Activated ghrelin increases thymic  size and cellularity in aging mice. Reference and Image source: Rejuvenation of the Aging Thymus: Growth Hormone- and Ghrelin-Mediated Signaling Pathways


  1. 2.  Gonadectomy – We have already mentioned castration and the affect of sex hormones on thymic vitality Over 100 years ago, gonadectomy in both male and female animals was shown to delay, but not prevent thymic involution. When done later in life, gonad removal induces a profound thymic rejuvenation.  This has been done experimentally in animals and has been observed clinically in humans who underwent  orchiectomy or oophorectomy for cancer.  The molecular mechanisms of how castration regenerates the thymus are initiated in the “immature triple-negative compartment (CD3-, CD4-, CD8-) and early T lineage progenitors (ETP = Lin-, CD127-, CD25-. CD44+, CD117+).  With aging, there is a reduction in the number of ETPs in the CD127- TN1 compartment.  Castration restored the number of  triple negative cells and the ETPs.  The effects of castration in male mice are rapid.  Within 6 hours, the levels of testosterone drop to 1% of normal levels. Within 10 days, there is a regeneration of the thymus, producing a cellularity that resembles a 2 month old mouse.

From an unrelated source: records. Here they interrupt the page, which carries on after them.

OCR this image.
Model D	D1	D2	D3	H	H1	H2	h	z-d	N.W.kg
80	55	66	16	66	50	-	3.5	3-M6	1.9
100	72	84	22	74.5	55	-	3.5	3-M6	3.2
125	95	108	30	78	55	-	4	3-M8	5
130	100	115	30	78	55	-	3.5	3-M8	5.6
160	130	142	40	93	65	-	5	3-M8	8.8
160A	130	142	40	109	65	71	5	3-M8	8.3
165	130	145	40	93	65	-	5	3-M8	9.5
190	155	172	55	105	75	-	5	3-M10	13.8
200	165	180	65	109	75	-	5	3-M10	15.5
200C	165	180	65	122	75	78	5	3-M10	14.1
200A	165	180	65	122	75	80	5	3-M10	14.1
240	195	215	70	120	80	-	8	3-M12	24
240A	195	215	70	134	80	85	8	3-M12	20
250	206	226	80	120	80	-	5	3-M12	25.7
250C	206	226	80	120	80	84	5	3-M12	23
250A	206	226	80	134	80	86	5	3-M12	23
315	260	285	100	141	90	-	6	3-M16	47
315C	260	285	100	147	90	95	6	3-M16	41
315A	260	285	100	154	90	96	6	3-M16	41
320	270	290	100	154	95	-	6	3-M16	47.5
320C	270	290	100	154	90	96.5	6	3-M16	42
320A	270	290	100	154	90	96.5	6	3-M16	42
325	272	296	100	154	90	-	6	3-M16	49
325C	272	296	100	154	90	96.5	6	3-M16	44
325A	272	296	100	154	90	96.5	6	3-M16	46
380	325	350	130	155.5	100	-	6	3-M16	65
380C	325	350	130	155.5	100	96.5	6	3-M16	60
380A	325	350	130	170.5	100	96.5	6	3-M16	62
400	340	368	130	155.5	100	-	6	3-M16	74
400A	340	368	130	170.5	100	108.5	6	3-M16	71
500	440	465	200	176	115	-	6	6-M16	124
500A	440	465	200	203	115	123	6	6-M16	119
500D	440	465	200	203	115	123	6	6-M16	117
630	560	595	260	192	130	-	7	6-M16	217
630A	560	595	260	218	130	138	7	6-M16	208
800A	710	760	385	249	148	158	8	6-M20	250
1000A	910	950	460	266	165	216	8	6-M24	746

Pardoxically, gonadectomy temporarily increases thymic size, but then with time the thymus involutes again with aging.  This is due to the decline in hGH that occurs with aging.  Thus unless both the effects of sex steroids and the age-related decline in hGH are addressed, there will be a only a transient benefit to either gonadectomy or hGH administration in old age.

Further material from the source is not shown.